During her first major policy speech on Friday in North Carolina, Harris promised to pass a federal ban on price gouging food products, lower costs for all prescription drugs, work with states to cancel medical debt, and bring back the earned income tax credits and child tax credits, which delivered billions to families in 2021.

Harris also promised to build more than three million homes nationwide during her first term and pledged that she would fight for a law that cracks down on rent and housing price products using artificial intelligence and algorithms.

“We will make sure those homes actually go to working- and middle-class Americans, not just investors,” Harris said.

But it is uncertain how those promises will be fulfilled even if Democrats win a majority in both chambers of Congress. Without a filibuster-proof majority, Democrats will likely have to go through the budget reconciliation process again to achieve Harris’s goals.

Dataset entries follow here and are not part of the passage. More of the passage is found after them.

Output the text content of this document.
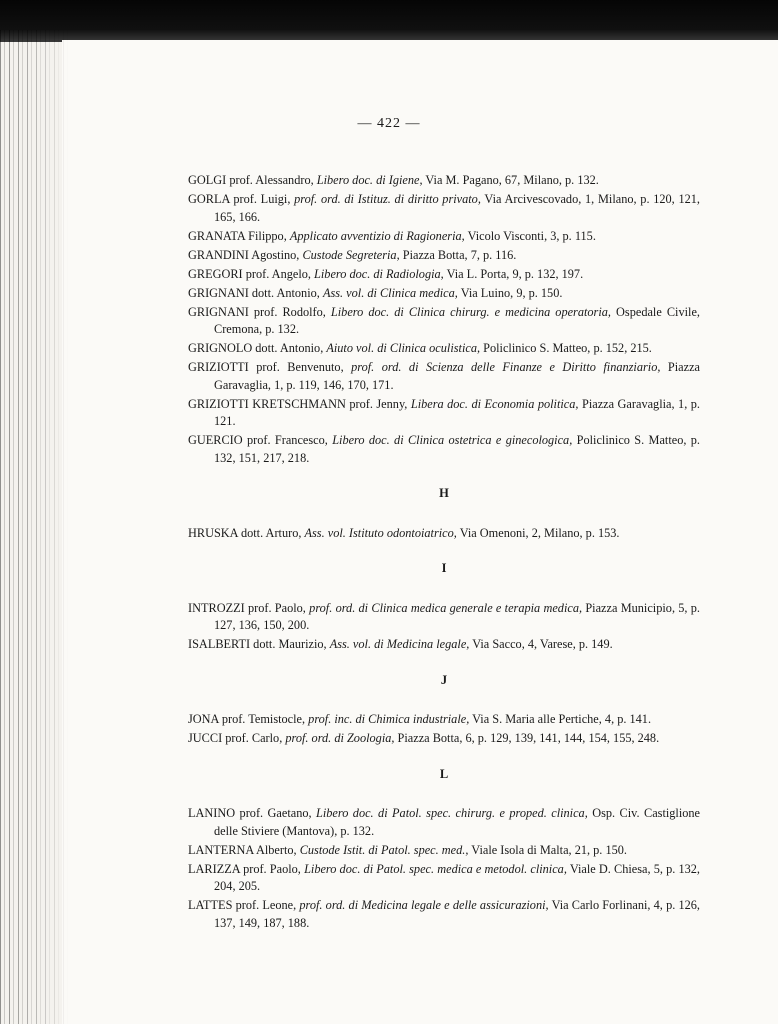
— 422 —

GOLGI prof. Alessandro, Libero doc. di Igiene, Via M. Pagano, 67, Milano, p. 132.

GORLA prof. Luigi, prof. ord. di Istituz. di diritto privato, Via Arcivescovado, 1, Milano, p. 120, 121, 165, 166.

GRANATA Filippo, Applicato avventizio di Ragioneria, Vicolo Visconti, 3, p. 115.

GRANDINI Agostino, Custode Segreteria, Piazza Botta, 7, p. 116.

GREGORI prof. Angelo, Libero doc. di Radiologia, Via L. Porta, 9, p. 132, 197.

GRIGNANI dott. Antonio, Ass. vol. di Clinica medica, Via Luino, 9, p. 150.

GRIGNANI prof. Rodolfo, Libero doc. di Clinica chirurg. e medicina operatoria, Ospedale Civile, Cremona, p. 132.

GRIGNOLO dott. Antonio, Aiuto vol. di Clinica oculistica, Policlinico S. Matteo, p. 152, 215.

GRIZIOTTI prof. Benvenuto, prof. ord. di Scienza delle Finanze e Diritto finanziario, Piazza Garavaglia, 1, p. 119, 146, 170, 171.

GRIZIOTTI KRETSCHMANN prof. Jenny, Libera doc. di Economia politica, Piazza Garavaglia, 1, p. 121.

GUERCIO prof. Francesco, Libero doc. di Clinica ostetrica e ginecologica, Policlinico S. Matteo, p. 132, 151, 217, 218.

H

HRUSKA dott. Arturo, Ass. vol. Istituto odontoiatrico, Via Omenoni, 2, Milano, p. 153.

I

INTROZZI prof. Paolo, prof. ord. di Clinica medica generale e terapia medica, Piazza Municipio, 5, p. 127, 136, 150, 200.

ISALBERTI dott. Maurizio, Ass. vol. di Medicina legale, Via Sacco, 4, Varese, p. 149.

J

JONA prof. Temistocle, prof. inc. di Chimica industriale, Via S. Maria alle Pertiche, 4, p. 141.

JUCCI prof. Carlo, prof. ord. di Zoologia, Piazza Botta, 6, p. 129, 139, 141, 144, 154, 155, 248.

L

LANINO prof. Gaetano, Libero doc. di Patol. spec. chirurg. e proped. clinica, Osp. Civ. Castiglione delle Stiviere (Mantova), p. 132.

LANTERNA Alberto, Custode Istit. di Patol. spec. med., Viale Isola di Malta, 21, p. 150.

LARIZZA prof. Paolo, Libero doc. di Patol. spec. medica e metodol. clinica, Viale D. Chiesa, 5, p. 132, 204, 205.

LATTES prof. Leone, prof. ord. di Medicina legale e delle assicurazioni, Via Carlo Forlinani, 4, p. 126, 137, 149, 187, 188.
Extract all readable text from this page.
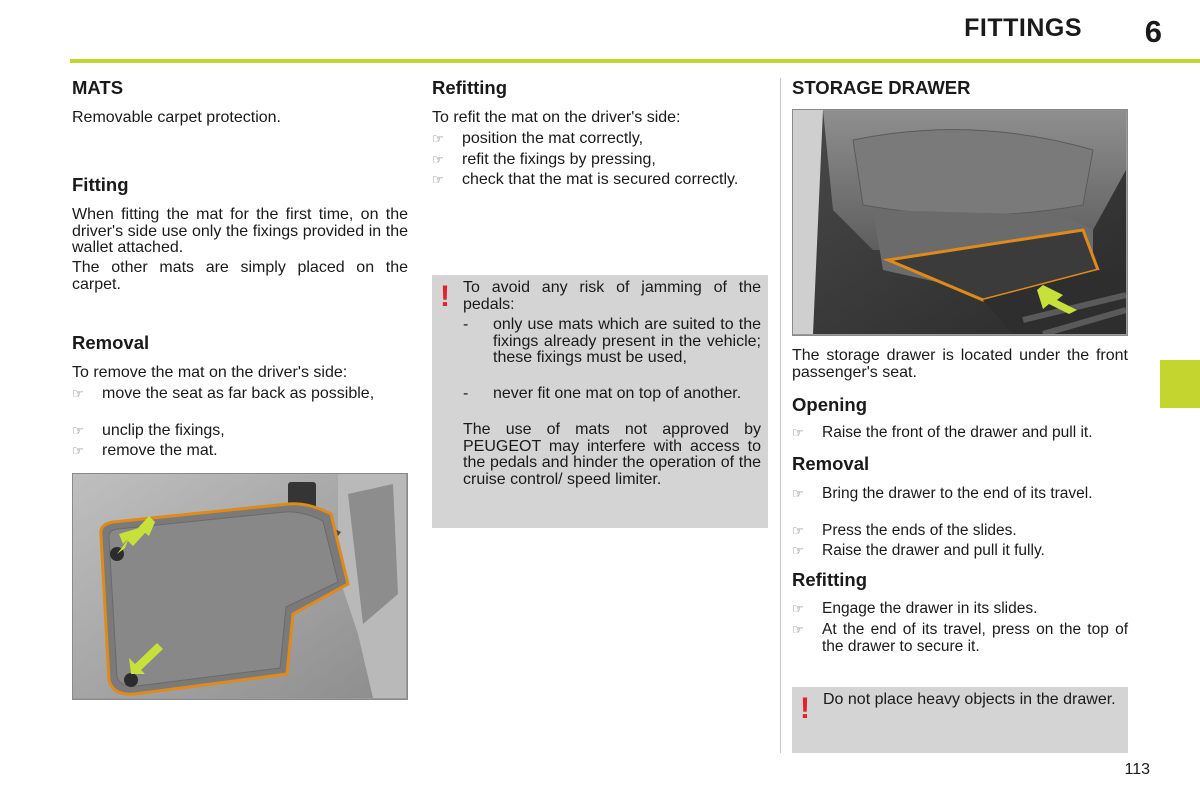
FITTINGS 6
MATS
Removable carpet protection.
Fitting
When fitting the mat for the first time, on the driver's side use only the fixings provided in the wallet attached.
The other mats are simply placed on the carpet.
Removal
To remove the mat on the driver's side:
☞ move the seat as far back as possible,
☞ unclip the fixings,
☞ remove the mat.
Refitting
To refit the mat on the driver's side:
☞ position the mat correctly,
☞ refit the fixings by pressing,
☞ check that the mat is secured correctly.
! To avoid any risk of jamming of the pedals:
- only use mats which are suited to the fixings already present in the vehicle; these fixings must be used,
- never fit one mat on top of another.
The use of mats not approved by PEUGEOT may interfere with access to the pedals and hinder the operation of the cruise control/ speed limiter.
STORAGE DRAWER
The storage drawer is located under the front passenger's seat.
Opening
☞ Raise the front of the drawer and pull it.
Removal
☞ Bring the drawer to the end of its travel.
☞ Press the ends of the slides.
☞ Raise the drawer and pull it fully.
Refitting
☞ Engage the drawer in its slides.
☞ At the end of its travel, press on the top of the drawer to secure it.
! Do not place heavy objects in the drawer.
113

The Congressional Budget Office, an independent government research branch that determines impacts on the federal budget, has yet to determine budget impacts for Harris’s campaign promises. However, similar bills on earned income tax credits and child tax credits have been found to have a potential impact on the federal budget, meaning they could be added to a budget reconciliation bill — and then face the scrutiny of the parliamentarian.

MacDonough, the current parliamentarian and first woman to serve in the position, was appointed to the role in 2012 by Senate majority leader Harry Reid. MacDonough is well-liked, said Rabin-Havt, so firing her under a Harris administration is likely not going to happen. But such a move isn’t unprecedented.

Robert Dove, Senate parliamentarian from 1995 to 2001, was fired from the position after he made recommendations that weren’t in line with Republican plans on tax and budget issues.

“It is the decision of the vice president whether or not to play a role,” Dove said during a 2010 interview. “The parliamentarian can only advise; it is the vice president who rules.”

More likely is that Harris would have to work with the parliamentarian to pass her campaign promises on matters like increasing the minimum wage — or be willing to direct potential vice president Tim Walz to do what she didn’t do, and ignore the parliamentarian’s recommendations.

Breaking Senate decorum could ruffle some feathers — but it could deliver policies that have widespread appeal to the working-class and minority voters that Harris is trying to rally.

“After years and years of screaming this from the rooftops,” Jayaraman with One Fair Wage said, “there’s finally a realization that this enormous workforce — fourteen million workers work in the restaurant industry — could turn out to vote.”